Staaten, die gezwungen sind, um ausländische Hilfe zu bitten, werden nicht nur durch die Sparpolitik bestraft, die in den Hilfsmemoranden vorgesehen ist, sondern auch durch eine zu starke Gemeinschaftswährung, die zur Verschärfung der Rezession und zum Anstieg der Arbeitslosigkeit führt. Das Gravierendste an der Krise ist die zunehmende Kluft zwischen Zentrum und Peripherie der Euro-Zone, bei Verschärfung der sozialen Ungleichheit.
Warum fällt es dem Europaparlament so schwer, einen Plan auszuarbeiten, der die Ungleichgewichte in der EU beseitigt?
Im vergangenen Jahr haben wir unter dem Druck der Euro-Krise eine bemerkenswerte Entwicklung innerhalb des europäischen Establishments beobachtet. Im EU-Parlament existiert heute eine Mehrheit für eine Finanztransaktionssteuer, noch bevor eine solche international beschlossen wird. Dieselbe Mehrheit ist auch für Maßnahmen gegen den Kapitalexport in Steuerparadiese und für die Umsetzung einer Politik der Beschäftigungsförderung. All diese Projekte werden aber durch den Zwang zur fiskalischen Einmütigkeit im Europäischen Rat der Finanzminister blockiert.
Wie verhalten sich die Linken im Europaparlament?

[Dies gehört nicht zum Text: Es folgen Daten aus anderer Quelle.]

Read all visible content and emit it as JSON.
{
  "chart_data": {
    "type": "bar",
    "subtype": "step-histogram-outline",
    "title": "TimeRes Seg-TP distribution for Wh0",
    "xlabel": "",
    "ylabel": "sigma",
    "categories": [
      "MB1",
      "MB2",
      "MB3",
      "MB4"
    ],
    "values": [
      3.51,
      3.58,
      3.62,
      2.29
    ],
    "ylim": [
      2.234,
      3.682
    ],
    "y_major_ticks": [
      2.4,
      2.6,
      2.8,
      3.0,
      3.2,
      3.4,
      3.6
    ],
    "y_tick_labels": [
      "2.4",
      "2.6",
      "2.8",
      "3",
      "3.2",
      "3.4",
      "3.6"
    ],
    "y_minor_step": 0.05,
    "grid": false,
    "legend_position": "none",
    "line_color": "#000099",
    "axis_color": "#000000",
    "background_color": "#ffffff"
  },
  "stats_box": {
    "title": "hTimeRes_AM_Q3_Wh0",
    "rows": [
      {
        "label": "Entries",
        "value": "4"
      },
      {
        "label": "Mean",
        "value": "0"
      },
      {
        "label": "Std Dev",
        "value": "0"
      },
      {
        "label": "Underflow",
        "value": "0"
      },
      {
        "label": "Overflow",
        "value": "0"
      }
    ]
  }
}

Die Sozialisten stehen an einem Scheideweg: Einerseits haben sie wirtschaftspolitisch mit ihrer Tradition des Kompromisses gebrochen und stimmen mit den Grünen sowie der vereinigten Linksfraktion ab. Andererseits setzen sie in Südeuropa die Spar- und Neuverschuldungspolitik zugunsten der Banken um, die Konservative im Norden festgelegt haben. Die radikalen Linken sind in ihren eigenen Vorstellungen von Europa tief gespalten; das kostet sie Glaubwürdigkeit. So ist zwar punktuell gemeinsames Handeln möglich, aber keine gemeinsame, europaweite Strategie gegen die Kürzungspolitik.
Und die Gewerkschaften?
Auch die sind unfähig, sich auf eine gemeinsame Handlungsstrategie der Werktätigen im Norden, im Süden oder im Osten Europas zu verständigen. Wir brauchen eine europäische Linke, die als Plattform zur Verständigung fungiert – und gemeinsame Massenkampagnen, zum Beispiel mit Hilfe einer europäischen Petition, die ein Minimum von einer Million Unterschriften erfordert.
Was verhindert eine engere Zusammenarbeit der Linken?

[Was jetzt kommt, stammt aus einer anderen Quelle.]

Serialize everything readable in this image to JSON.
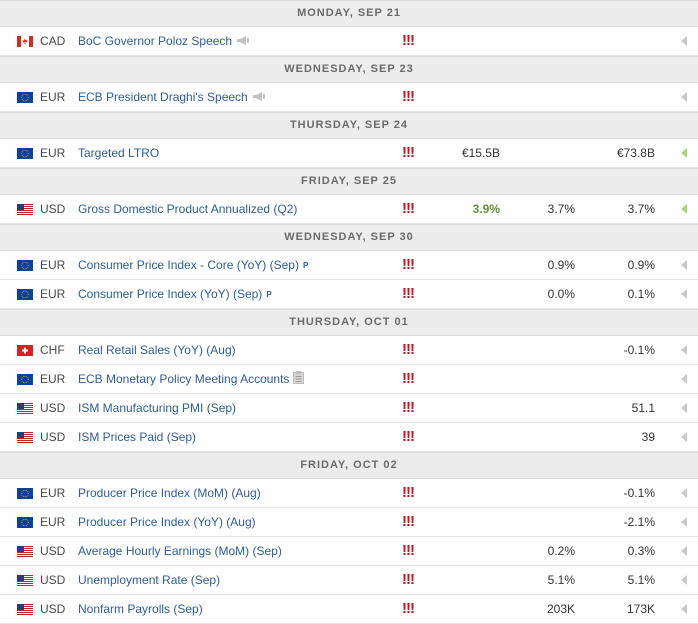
{
  "colors": {
    "importance": "#c8141e",
    "actual_better": "#6b8e3a",
    "event_link": "#2f5d9a",
    "arrow_default": "#c9c9c9",
    "arrow_active": "#a8d47a"
  },
  "groups": [
    {
      "date": "MONDAY, SEP 21",
      "events": [
        {
          "flag": "ca",
          "currency": "CAD",
          "event": "BoC Governor Poloz Speech",
          "icon": "speech-icon",
          "importance": "!!!",
          "actual": "",
          "forecast": "",
          "previous": "",
          "arrow": "default"
        }
      ]
    },
    {
      "date": "WEDNESDAY, SEP 23",
      "events": [
        {
          "flag": "eu",
          "currency": "EUR",
          "event": "ECB President Draghi's Speech",
          "icon": "speech-icon",
          "importance": "!!!",
          "actual": "",
          "forecast": "",
          "previous": "",
          "arrow": "default"
        }
      ]
    },
    {
      "date": "THURSDAY, SEP 24",
      "events": [
        {
          "flag": "eu",
          "currency": "EUR",
          "event": "Targeted LTRO",
          "icon": "",
          "importance": "!!!",
          "actual": "€15.5B",
          "forecast": "",
          "previous": "€73.8B",
          "arrow": "active"
        }
      ]
    },
    {
      "date": "FRIDAY, SEP 25",
      "events": [
        {
          "flag": "us",
          "currency": "USD",
          "event": "Gross Domestic Product Annualized (Q2)",
          "icon": "",
          "importance": "!!!",
          "actual": "3.9%",
          "actual_better": true,
          "forecast": "3.7%",
          "previous": "3.7%",
          "arrow": "active"
        }
      ]
    },
    {
      "date": "WEDNESDAY, SEP 30",
      "events": [
        {
          "flag": "eu",
          "currency": "EUR",
          "event": "Consumer Price Index - Core (YoY) (Sep)",
          "icon": "",
          "tag": "P",
          "importance": "!!!",
          "actual": "",
          "forecast": "0.9%",
          "previous": "0.9%",
          "arrow": "default"
        },
        {
          "flag": "eu",
          "currency": "EUR",
          "event": "Consumer Price Index (YoY) (Sep)",
          "icon": "",
          "tag": "P",
          "importance": "!!!",
          "actual": "",
          "forecast": "0.0%",
          "previous": "0.1%",
          "arrow": "default"
        }
      ]
    },
    {
      "date": "THURSDAY, OCT 01",
      "events": [
        {
          "flag": "ch",
          "currency": "CHF",
          "event": "Real Retail Sales (YoY) (Aug)",
          "icon": "",
          "importance": "!!!",
          "actual": "",
          "forecast": "",
          "previous": "-0.1%",
          "arrow": "default"
        },
        {
          "flag": "eu",
          "currency": "EUR",
          "event": "ECB Monetary Policy Meeting Accounts",
          "icon": "report-icon",
          "importance": "!!!",
          "actual": "",
          "forecast": "",
          "previous": "",
          "arrow": "default"
        },
        {
          "flag": "us",
          "currency": "USD",
          "event": "ISM Manufacturing PMI (Sep)",
          "icon": "",
          "importance": "!!!",
          "actual": "",
          "forecast": "",
          "previous": "51.1",
          "arrow": "default"
        },
        {
          "flag": "us",
          "currency": "USD",
          "event": "ISM Prices Paid (Sep)",
          "icon": "",
          "importance": "!!!",
          "actual": "",
          "forecast": "",
          "previous": "39",
          "arrow": "default"
        }
      ]
    },
    {
      "date": "FRIDAY, OCT 02",
      "events": [
        {
          "flag": "eu",
          "currency": "EUR",
          "event": "Producer Price Index (MoM) (Aug)",
          "icon": "",
          "importance": "!!!",
          "actual": "",
          "forecast": "",
          "previous": "-0.1%",
          "arrow": "default"
        },
        {
          "flag": "eu",
          "currency": "EUR",
          "event": "Producer Price Index (YoY) (Aug)",
          "icon": "",
          "importance": "!!!",
          "actual": "",
          "forecast": "",
          "previous": "-2.1%",
          "arrow": "default"
        },
        {
          "flag": "us",
          "currency": "USD",
          "event": "Average Hourly Earnings (MoM) (Sep)",
          "icon": "",
          "importance": "!!!",
          "actual": "",
          "forecast": "0.2%",
          "previous": "0.3%",
          "arrow": "default"
        },
        {
          "flag": "us",
          "currency": "USD",
          "event": "Unemployment Rate (Sep)",
          "icon": "",
          "importance": "!!!",
          "actual": "",
          "forecast": "5.1%",
          "previous": "5.1%",
          "arrow": "default"
        },
        {
          "flag": "us",
          "currency": "USD",
          "event": "Nonfarm Payrolls (Sep)",
          "icon": "",
          "importance": "!!!",
          "actual": "",
          "forecast": "203K",
          "previous": "173K",
          "arrow": "default"
        }
      ]
    }
  ]
}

Wir müssen uns darüber klar werden, auf welchen Vorschlag oder welchem Katalog von Vorschlägen wir uns am ehesten einigen können. Aus meiner Sicht müssen wir die Prekarität in den Mittelpunkt des politischen und sozialen Kampfes in Europa stellen.
Die Rechten scheinen weniger Probleme zu haben, sich auf supranationaler Ebene zu verständigen und ihre Politik durchzusetzen. Kann man heute überhaupt noch ein wesentliches Problem auf nationaler Ebene lösen?

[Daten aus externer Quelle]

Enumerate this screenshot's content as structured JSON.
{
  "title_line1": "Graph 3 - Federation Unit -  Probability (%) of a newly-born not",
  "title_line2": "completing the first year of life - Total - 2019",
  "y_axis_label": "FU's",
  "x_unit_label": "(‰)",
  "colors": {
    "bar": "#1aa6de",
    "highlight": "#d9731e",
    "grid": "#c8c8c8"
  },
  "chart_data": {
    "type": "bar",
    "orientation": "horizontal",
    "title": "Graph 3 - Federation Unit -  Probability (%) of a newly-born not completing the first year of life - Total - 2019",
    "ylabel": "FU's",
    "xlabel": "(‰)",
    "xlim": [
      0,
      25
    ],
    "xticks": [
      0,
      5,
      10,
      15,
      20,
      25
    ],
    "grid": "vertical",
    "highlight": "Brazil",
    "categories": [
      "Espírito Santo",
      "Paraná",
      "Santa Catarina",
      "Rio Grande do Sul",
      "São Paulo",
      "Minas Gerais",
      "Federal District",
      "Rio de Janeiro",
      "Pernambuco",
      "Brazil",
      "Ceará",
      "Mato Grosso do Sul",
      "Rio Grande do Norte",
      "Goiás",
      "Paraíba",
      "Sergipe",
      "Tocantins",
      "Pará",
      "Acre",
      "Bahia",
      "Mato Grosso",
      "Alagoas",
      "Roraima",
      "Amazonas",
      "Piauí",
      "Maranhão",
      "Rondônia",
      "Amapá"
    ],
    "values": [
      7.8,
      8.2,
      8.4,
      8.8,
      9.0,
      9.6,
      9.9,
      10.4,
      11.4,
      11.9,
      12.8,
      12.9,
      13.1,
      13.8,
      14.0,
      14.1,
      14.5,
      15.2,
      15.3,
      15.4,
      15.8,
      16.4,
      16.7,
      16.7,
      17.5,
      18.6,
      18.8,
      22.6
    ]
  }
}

Vieles wird weiter auf nationaler Ebene entschieden. Der Widerspruch, daß sich soziale Kämpfe auf nationaler Ebene entwickeln und politische Entscheidungen verstärkt auf EU-Ebene fallen, verschärft sich. Die Rechte beherrscht die Entscheidungsfindung in Europa, sie erzwingt den Konsens und die Mehrheiten auf nationaler Ebene. Die Linke konzentriert ihre Energien auf die Orte, wo der Kampf mit den Menschen geführt wird. Es ist die Schwäche und nicht die Stärke, die zur »Nationalisierung« der linken Politik führt.